Abstract
Autoimmune diseases (AIDs) are associated with an increased risk of lymphoma. The risk is influenced not only by the nature and severity of the underlying diseases, but also by the type, extent, and duration of immunosuppressive/immunomodulatory therapies. With the advent of novel immunosuppressive/immunomodulatory agents, treatment strategies have changed substantially in AIDs. However, recent evidence regarding this association is lacking. Particularly, the impact of novel agents as well as the cumulative effect of multiple medication use on lymphoma risk have not been well investigated.
To address these, we conducted a retrospective population-based cohort study using the Longevity Improvement & Fair Evidence (LIFE) Study database, which contains health care claims data with full details of medical prescriptions from 2014 to 2023 in 15 municipalities in Japan. In this study, 23 AIDs and 12 lymphoma subtypes were defined according to International Statistical Classification of Diseases and Related Health Problems, 10th Revision codes, and 21 immunosuppressive/immunomodulatory agents were analyzed. Hazard ratios (HRs) for lymphoma risk were assessed using the Cox proportional-hazards regression model adjusted for sex and age. The primary outcome was the impact of the extent of immunosuppressive/immunomodulatory agents on lymphoma risk. The secondary outcomes included the impact of the type of these agents, overall and subtype-specific lymphoma risk across AIDs, and the bidirectional prognostic impact between lymphoma and AIDs.
Among 2,229,423 individuals included in the analysis, 211,592 had AIDs while 2,017,831 had never been diagnosed with AIDs (non-AID group). During a median follow-up of 4.2 years, 530 and 2,406 cases in the AID and non-AID groups developed lymphoma, respectively. AID-associated lymphoma accounted for 18.1% of all lymphoma cases, suggesting that a substantial proportion of lymphoma cases have various AIDs as underlying diseases. Overall, the AID group had a significantly higher incidence of lymphoma than the non-AID group (HR 1.9, 95% confidence interval [CI] 1.8–2.1). Among 23 AIDs, lymphoma risk was significantly elevated in 14, including Takayasu arteritis (6.6, 2.5–17.7), adult-onset Still's disease (4.7, 1.2–18.8), systemic lupus erythematosus (4.6, 3.4–6.1), systemic sclerosis (4.0, 2.6–6.0), and Sjögren's syndrome (2.9, 2.4–3.6). Lymphoma subtype-specific analysis confirmed well-known associations, such as diffuse large B-cell lymphoma in various AIDs, MALT lymphoma in Hashimoto thyroiditis and Sjögren's syndrome, and cutaneous T-cell lymphoma in psoriasis. This analysis also revealed novel associations, including T/NK-cell lymphoma in Sjögren's syndrome and systemic lupus erythematosus as well as Waldenström macroglobulinemia in psoriasis.
Among immunosuppressive/immunomodulatory agents used for AIDs, the use of calcineurin inhibitors (HR 3.6, 95% CI 1.9–6.9), iguratimod (3.4, 1.7–6.9), or methotrexate (2.2, 1.4–3.6) was associated with a higher risk of lymphoma compared to non-users of the respective agents. Importantly, lymphoma risk was significantly higher in AID cases using two or more (≥ 2) agents than in those using no agent (2.7, 1.8–4.1) or a single agent (2.2, 1.4–3.5). The elevated risk of the use of multiple (≥ 2) agents was observed regardless of methotrexate use. These results suggest that an increased number of immunosuppressive/immunomodulatory agents used strongly augments lymphoma risk.

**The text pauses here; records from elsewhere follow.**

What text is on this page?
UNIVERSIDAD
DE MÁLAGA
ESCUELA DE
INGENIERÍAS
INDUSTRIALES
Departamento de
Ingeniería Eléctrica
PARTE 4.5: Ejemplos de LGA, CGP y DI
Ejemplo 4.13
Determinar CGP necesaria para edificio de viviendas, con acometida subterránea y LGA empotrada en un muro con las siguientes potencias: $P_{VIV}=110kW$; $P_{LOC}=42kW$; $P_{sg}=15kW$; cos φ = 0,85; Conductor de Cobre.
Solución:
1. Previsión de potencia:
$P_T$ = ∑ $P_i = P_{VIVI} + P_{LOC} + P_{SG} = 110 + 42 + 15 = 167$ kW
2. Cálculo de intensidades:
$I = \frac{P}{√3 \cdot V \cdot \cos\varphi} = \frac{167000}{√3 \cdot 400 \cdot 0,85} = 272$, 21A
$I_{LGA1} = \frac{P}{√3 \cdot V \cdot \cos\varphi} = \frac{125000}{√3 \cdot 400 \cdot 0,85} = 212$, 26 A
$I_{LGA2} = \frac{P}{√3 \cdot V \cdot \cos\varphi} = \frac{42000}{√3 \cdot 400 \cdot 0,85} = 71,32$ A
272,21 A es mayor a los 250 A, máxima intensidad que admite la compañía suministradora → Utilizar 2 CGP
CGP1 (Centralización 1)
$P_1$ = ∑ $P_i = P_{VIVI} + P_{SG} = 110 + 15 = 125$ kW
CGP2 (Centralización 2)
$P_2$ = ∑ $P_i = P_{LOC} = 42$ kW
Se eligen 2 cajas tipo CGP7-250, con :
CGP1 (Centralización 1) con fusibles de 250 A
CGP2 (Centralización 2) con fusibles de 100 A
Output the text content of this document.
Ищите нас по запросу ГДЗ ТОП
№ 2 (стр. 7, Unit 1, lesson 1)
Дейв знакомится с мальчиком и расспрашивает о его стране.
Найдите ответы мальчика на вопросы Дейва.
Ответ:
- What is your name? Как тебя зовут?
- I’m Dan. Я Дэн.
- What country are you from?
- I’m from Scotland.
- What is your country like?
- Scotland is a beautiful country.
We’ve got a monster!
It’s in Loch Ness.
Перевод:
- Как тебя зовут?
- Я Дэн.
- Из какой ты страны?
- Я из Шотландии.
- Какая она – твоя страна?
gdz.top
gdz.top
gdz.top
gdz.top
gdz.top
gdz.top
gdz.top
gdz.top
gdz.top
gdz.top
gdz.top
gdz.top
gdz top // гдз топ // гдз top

Finally, we assessed the impact of AIDs on lymphoma survival. The 2-year overall survival was comparable between the AID group (76.9%, 95% CI 72.8%–81.3%) and the non-AID group (79.4%, 77.6%–81.2%) (HR 1.1, 95% CI 0.9–1.4). We also assessed the impact of lymphoma development on AID survival, which revealed increased mortality in AID cases with lymphoma compared to those without lymphoma (HR 3.2, 95% CI 2.7–3.8).

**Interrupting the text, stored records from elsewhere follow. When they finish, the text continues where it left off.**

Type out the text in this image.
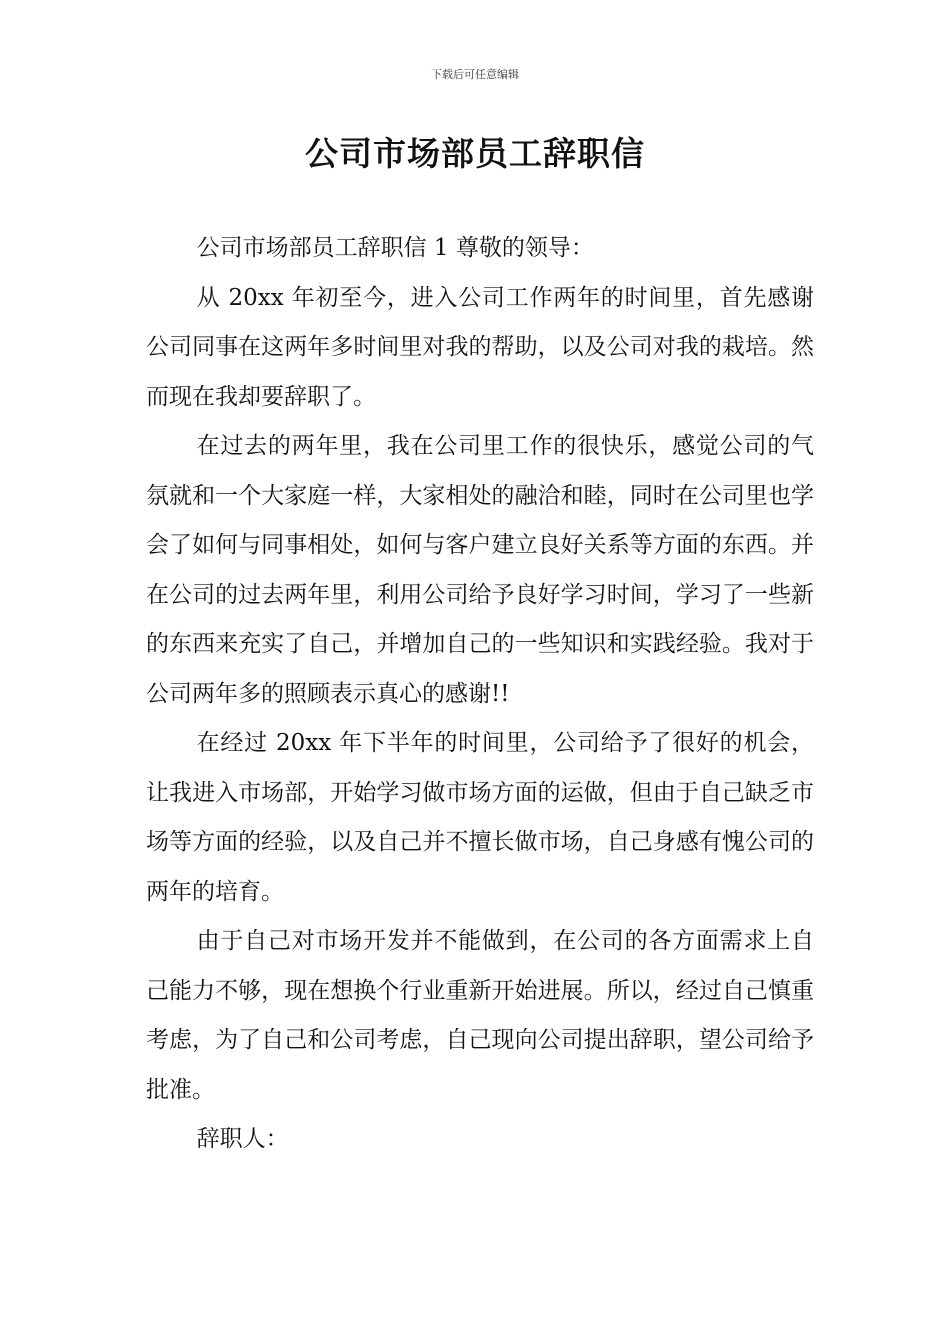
下载后可任意编辑
公司市场部员工辞职信

公司市场部员工辞职信 1 尊敬的领导：

从 20xx 年初至今，进入公司工作两年的时间里，首先感谢公司同事在这两年多时间里对我的帮助，以及公司对我的栽培。然而现在我却要辞职了。

在过去的两年里，我在公司里工作的很快乐，感觉公司的气氛就和一个大家庭一样，大家相处的融洽和睦，同时在公司里也学会了如何与同事相处，如何与客户建立良好关系等方面的东西。并在公司的过去两年里，利用公司给予良好学习时间，学习了一些新的东西来充实了自己，并增加自己的一些知识和实践经验。我对于公司两年多的照顾表示真心的感谢!!

在经过 20xx 年下半年的时间里，公司给予了很好的机会，让我进入市场部，开始学习做市场方面的运做，但由于自己缺乏市场等方面的经验，以及自己并不擅长做市场，自己身感有愧公司的两年的培育。

由于自己对市场开发并不能做到，在公司的各方面需求上自己能力不够，现在想换个行业重新开始进展。所以，经过自己慎重考虑，为了自己和公司考虑，自己现向公司提出辞职，望公司给予批准。

辞职人：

In conclusion, our study represents the largest investigation to date evaluating lymphoma risk and its association with immunosuppressive/immunomodulatory agent use across multiple AIDs in the era of modern treatment strategies. Our key finding suggests that patients receiving multiple agents have a particularly elevated risk of lymphoma, demonstrating the number of agents used as a simpler and more reliable indicator for lymphoma risk in AIDs. In addition, these observations underscore the need for careful monitoring in patients receiving multiple agents.